If you have a car payment, you probably already have that in your budget. Most of you probably already budget for gas as well.
What about new tires and oil changes? Maintaining a car is no small expenses. Between inspection fees and the occasional minor problems, the cost of keeping your car in tip-top shape can add up. That is why it’s important to set aside money each month towards car maintenance. This way, when the next bill comes, you can easily take the money out of your account without worrying about not having enough for your other expenses.
This category covers everything from co-pays to prescriptions to new glasses. In a given year, there is no doubt that you will have medical expenses.
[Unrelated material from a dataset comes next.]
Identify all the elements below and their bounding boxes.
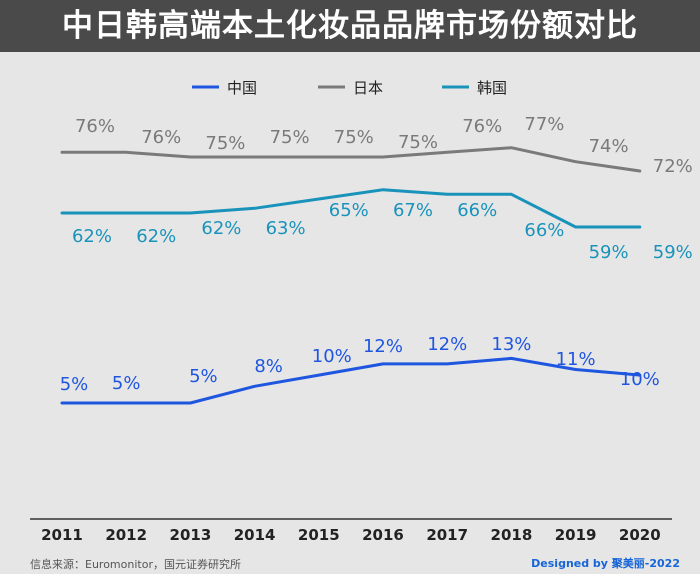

Why not set aside money for them on a monthly basis so that you are always prepared? If your employer offers a Health Savings Account or Flexible Spending Account, consider taking advantage of it for the tax benefits. Whether you use an employer-sponsored account or a regular savings account, it is wise to plan ahead for the unavoidable medical expenses.
Taxes On Extra Income
If you work a full-time job, you know that your employer automatically deducts income tax from each of your paychecks. If you make any money on the side, it is your responsibility to pay income tax on those dollars. For example, if you babysit your neighbor’s children in the evenings and make $2,000 for the year, you can expect to owe about 30% of that money to the government. It is easy to forget that extra income is taxable.
The best way to remember is to keep all your extra earned income in a separate checking account. Come tax time, simply record the amount of money that is in the account and pay what you owe.
This leads into the next commonly forgotten item in budgets: tax preparation. Whether you do it yourself with online software or rely on the expertise of a certified public accountant, there is usually a cost associated with tax preparation and rarely does this cost end up in budgets.
At the beginning of each year, set aside the amount you spent last year on taxes. You can break this up into several months to make it easier on your budget. For example, if you spent $50 on tax software the previous year, you can set aside $25 in January and $25 in February to pay for filing your taxes the following year.
Having a pet adds a few additional expenses to your budget including food, toys, and grooming supplies. It is easy to overlook these costs or consider them miscellaneous expenses. Having a “Pet” category in your budget will help you better understand how much you spend on your pet each month and manage your money accordingly.
What expenses do you tend to forget in your budget?